Paradigm selection for Data Fusion of SAR and Multispectral Sentinel
data applied to Land-Cover Classification
- URL: http://arxiv.org/abs/2106.11056v1
- Date: Fri, 18 Jun 2021 11:36:54 GMT
- Title: Paradigm selection for Data Fusion of SAR and Multispectral Sentinel
data applied to Land-Cover Classification
- Authors: Alessandro Sebastianelli, Maria Pia Del Rosso, Pierre Philippe
Mathieu, Silvia Liberata Ullo
- Abstract summary: In this letter, four data fusion paradigms, based on Convolutional Neural Networks (CNNs) are analyzed and implemented.
The goals are to provide a systematic procedure for choosing the best data fusion framework, resulting in the best classification results.
The procedure has been validated for land-cover classification but it can be transferred to other cases.

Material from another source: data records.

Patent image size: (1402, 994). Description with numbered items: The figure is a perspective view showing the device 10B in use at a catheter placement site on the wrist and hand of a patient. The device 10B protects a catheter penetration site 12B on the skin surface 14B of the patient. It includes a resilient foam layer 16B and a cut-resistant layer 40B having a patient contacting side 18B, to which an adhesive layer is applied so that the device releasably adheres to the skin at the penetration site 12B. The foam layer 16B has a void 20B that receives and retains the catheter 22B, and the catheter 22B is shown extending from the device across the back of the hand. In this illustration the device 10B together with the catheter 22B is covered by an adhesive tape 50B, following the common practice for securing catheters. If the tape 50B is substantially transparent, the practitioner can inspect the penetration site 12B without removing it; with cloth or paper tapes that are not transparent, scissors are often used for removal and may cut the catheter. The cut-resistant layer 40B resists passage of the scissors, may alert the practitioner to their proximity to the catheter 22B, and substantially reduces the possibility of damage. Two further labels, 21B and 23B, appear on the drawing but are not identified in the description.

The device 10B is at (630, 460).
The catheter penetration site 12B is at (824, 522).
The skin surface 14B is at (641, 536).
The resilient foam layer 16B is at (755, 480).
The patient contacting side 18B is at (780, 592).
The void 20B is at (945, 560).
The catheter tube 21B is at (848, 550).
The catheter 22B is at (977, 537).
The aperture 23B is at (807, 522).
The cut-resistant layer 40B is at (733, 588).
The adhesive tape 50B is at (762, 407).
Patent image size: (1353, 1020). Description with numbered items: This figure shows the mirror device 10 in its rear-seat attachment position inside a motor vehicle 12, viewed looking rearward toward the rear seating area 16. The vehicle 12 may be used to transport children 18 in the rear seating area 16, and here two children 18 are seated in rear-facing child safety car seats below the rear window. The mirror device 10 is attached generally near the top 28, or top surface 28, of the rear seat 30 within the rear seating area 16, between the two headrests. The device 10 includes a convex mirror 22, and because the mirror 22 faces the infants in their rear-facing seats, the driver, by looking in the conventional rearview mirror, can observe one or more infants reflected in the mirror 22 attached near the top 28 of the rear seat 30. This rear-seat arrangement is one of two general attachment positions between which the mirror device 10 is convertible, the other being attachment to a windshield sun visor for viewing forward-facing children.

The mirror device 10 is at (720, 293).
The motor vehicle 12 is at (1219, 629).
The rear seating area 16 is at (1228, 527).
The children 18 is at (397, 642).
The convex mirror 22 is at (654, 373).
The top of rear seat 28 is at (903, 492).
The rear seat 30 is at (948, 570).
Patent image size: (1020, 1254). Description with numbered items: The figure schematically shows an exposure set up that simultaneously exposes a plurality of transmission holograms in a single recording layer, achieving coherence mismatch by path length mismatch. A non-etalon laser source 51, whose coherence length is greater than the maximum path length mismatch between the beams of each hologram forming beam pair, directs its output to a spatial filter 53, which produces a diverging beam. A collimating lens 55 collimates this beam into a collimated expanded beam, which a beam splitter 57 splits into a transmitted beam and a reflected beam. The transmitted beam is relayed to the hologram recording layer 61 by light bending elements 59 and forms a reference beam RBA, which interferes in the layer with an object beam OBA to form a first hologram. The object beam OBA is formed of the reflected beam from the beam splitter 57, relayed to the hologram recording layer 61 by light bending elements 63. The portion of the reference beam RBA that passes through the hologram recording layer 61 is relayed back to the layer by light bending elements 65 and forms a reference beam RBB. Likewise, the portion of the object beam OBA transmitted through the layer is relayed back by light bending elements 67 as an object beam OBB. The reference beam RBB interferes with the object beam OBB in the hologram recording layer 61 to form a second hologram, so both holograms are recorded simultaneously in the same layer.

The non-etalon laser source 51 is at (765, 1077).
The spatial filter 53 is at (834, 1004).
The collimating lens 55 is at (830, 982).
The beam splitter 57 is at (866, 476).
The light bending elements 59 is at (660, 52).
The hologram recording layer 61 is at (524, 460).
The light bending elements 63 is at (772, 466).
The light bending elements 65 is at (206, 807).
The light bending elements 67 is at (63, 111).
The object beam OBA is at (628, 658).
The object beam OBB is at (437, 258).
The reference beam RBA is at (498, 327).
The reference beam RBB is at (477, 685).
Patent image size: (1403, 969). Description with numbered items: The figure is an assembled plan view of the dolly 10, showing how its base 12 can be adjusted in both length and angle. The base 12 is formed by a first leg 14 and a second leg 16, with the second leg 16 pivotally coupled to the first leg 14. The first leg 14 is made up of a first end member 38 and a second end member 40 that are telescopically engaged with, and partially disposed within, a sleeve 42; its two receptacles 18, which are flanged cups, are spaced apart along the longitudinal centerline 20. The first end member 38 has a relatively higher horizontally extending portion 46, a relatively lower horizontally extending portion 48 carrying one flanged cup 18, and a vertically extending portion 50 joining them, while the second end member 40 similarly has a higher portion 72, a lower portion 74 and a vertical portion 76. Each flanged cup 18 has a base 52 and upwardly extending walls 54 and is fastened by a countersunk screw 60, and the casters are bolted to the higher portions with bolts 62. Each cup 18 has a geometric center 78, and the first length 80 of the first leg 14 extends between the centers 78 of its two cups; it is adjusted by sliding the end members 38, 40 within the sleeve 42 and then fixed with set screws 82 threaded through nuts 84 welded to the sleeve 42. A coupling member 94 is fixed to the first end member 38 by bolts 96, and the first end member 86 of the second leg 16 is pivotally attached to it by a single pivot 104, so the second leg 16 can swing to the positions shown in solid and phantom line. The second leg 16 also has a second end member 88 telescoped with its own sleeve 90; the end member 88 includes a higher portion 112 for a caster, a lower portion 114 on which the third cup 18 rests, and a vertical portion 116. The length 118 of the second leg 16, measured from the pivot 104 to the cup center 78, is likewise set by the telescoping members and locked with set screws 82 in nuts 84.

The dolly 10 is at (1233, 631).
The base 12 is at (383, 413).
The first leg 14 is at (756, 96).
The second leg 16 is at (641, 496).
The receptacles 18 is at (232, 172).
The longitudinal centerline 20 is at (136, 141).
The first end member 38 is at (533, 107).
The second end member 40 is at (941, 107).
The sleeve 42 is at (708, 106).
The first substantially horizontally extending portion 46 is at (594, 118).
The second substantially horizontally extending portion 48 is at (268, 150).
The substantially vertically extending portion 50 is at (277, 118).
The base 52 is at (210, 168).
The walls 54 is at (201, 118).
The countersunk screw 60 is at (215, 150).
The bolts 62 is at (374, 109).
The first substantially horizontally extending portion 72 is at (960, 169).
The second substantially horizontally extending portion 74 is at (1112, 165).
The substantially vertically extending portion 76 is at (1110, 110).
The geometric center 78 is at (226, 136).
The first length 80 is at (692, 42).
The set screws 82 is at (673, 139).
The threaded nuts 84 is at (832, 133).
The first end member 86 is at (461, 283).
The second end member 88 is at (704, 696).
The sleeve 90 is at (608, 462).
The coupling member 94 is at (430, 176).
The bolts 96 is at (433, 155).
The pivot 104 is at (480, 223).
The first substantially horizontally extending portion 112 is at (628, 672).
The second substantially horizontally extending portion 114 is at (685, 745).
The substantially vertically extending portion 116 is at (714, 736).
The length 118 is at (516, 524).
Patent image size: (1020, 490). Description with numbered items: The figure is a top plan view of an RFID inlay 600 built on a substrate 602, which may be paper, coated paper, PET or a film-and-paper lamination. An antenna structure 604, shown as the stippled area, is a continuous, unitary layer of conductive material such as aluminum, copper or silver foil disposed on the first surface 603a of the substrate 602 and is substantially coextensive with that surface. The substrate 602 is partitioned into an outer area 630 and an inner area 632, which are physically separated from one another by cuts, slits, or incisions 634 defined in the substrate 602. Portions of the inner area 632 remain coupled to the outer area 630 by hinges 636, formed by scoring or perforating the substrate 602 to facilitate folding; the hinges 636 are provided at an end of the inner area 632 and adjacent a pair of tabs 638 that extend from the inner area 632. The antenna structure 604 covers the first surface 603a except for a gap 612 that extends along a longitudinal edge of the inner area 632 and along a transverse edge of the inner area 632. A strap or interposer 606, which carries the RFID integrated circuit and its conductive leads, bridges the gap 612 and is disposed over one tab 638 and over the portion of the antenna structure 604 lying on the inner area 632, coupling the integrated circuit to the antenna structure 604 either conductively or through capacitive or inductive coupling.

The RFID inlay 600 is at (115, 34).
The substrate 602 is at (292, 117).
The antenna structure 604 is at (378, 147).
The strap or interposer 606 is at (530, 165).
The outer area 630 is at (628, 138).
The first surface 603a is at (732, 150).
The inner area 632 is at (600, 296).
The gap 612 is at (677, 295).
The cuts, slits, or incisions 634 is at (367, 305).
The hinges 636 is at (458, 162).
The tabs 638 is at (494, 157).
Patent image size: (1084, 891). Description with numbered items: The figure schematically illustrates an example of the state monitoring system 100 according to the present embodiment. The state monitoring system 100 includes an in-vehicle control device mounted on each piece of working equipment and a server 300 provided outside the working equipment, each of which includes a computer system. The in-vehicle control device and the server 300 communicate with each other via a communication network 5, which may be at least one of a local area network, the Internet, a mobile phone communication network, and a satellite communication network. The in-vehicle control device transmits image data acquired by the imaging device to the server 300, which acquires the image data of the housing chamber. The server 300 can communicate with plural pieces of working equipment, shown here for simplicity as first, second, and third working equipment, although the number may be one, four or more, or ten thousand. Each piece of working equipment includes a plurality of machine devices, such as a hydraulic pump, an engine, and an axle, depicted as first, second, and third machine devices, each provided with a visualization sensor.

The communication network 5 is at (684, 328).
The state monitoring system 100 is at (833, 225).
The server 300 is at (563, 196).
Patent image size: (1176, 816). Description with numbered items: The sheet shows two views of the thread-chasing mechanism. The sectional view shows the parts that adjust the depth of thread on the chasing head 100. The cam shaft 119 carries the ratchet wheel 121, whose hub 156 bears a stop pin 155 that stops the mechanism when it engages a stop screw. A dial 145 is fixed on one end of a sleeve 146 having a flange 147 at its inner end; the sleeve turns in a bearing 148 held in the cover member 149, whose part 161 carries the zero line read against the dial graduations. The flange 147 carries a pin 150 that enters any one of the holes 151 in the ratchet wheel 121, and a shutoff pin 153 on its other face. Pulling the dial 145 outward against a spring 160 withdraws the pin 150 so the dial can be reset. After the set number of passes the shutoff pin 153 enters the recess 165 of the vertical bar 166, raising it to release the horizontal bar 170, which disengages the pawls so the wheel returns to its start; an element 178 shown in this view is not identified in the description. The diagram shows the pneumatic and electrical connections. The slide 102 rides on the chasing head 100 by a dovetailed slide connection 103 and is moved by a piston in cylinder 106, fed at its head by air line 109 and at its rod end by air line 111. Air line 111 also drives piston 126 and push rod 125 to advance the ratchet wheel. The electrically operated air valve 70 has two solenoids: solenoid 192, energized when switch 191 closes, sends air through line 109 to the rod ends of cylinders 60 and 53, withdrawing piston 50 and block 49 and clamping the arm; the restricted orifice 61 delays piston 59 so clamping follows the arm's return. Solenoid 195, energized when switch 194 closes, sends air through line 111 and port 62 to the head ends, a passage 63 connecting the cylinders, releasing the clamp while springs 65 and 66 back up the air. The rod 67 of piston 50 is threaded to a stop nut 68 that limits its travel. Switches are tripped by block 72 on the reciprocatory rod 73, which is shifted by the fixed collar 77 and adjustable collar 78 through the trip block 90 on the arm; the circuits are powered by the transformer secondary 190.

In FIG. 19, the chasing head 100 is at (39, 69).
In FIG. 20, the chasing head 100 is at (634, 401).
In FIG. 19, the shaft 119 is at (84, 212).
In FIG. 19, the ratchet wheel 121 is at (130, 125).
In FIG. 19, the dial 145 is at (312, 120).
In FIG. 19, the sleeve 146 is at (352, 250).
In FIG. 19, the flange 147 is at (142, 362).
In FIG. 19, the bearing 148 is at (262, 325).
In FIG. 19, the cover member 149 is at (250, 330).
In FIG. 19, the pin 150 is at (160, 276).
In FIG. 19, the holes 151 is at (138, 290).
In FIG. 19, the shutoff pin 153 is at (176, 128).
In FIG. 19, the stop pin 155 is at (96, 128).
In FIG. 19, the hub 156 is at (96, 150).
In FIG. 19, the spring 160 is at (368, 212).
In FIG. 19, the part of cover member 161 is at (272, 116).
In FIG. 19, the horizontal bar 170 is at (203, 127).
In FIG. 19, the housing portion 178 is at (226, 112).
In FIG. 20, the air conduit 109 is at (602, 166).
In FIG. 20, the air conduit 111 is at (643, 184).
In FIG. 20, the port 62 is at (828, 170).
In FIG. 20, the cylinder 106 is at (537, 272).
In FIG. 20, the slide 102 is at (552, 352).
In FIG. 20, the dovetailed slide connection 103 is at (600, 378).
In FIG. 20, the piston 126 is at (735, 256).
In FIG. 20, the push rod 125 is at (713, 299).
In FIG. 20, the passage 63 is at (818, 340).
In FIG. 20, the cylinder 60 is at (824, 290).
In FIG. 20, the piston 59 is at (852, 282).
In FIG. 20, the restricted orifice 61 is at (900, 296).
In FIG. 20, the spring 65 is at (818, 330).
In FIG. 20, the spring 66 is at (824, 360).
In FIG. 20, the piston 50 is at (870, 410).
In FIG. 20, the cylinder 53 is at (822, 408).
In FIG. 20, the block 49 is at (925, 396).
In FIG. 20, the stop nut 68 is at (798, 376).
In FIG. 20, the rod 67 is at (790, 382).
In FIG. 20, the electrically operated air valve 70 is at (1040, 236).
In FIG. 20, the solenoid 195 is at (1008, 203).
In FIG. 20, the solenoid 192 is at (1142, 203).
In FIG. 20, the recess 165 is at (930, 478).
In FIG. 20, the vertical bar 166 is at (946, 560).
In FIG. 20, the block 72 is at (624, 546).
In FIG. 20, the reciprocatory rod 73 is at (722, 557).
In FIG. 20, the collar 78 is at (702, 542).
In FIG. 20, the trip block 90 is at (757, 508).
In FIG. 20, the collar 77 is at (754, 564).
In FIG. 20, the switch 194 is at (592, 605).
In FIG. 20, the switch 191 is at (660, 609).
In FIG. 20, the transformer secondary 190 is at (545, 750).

- Score: 63.072664304695465
- License: http://arxiv.org/licenses/nonexclusive-distrib/1.0/
- Abstract: Data fusion is a well-known technique, becoming more and more popular in the
Artificial Intelligence for Earth Observation (AI4EO) domain mainly due to its
ability of reinforcing AI4EO applications by combining multiple data sources
and thus bringing better results. On the other hand, like other methods for
satellite data analysis, data fusion itself is also benefiting and evolving
thanks to the integration of Artificial Intelligence (AI). In this letter, four
data fusion paradigms, based on Convolutional Neural Networks (CNNs), are
analyzed and implemented. The goals are to provide a systematic procedure for
choosing the best data fusion framework, resulting in the best classification
results, once the basic structure for the CNN has been defined, and to help
interested researchers in their work when data fusion applied to remote sensing
is involved. The procedure has been validated for land-cover classification but
it can be transferred to other cases.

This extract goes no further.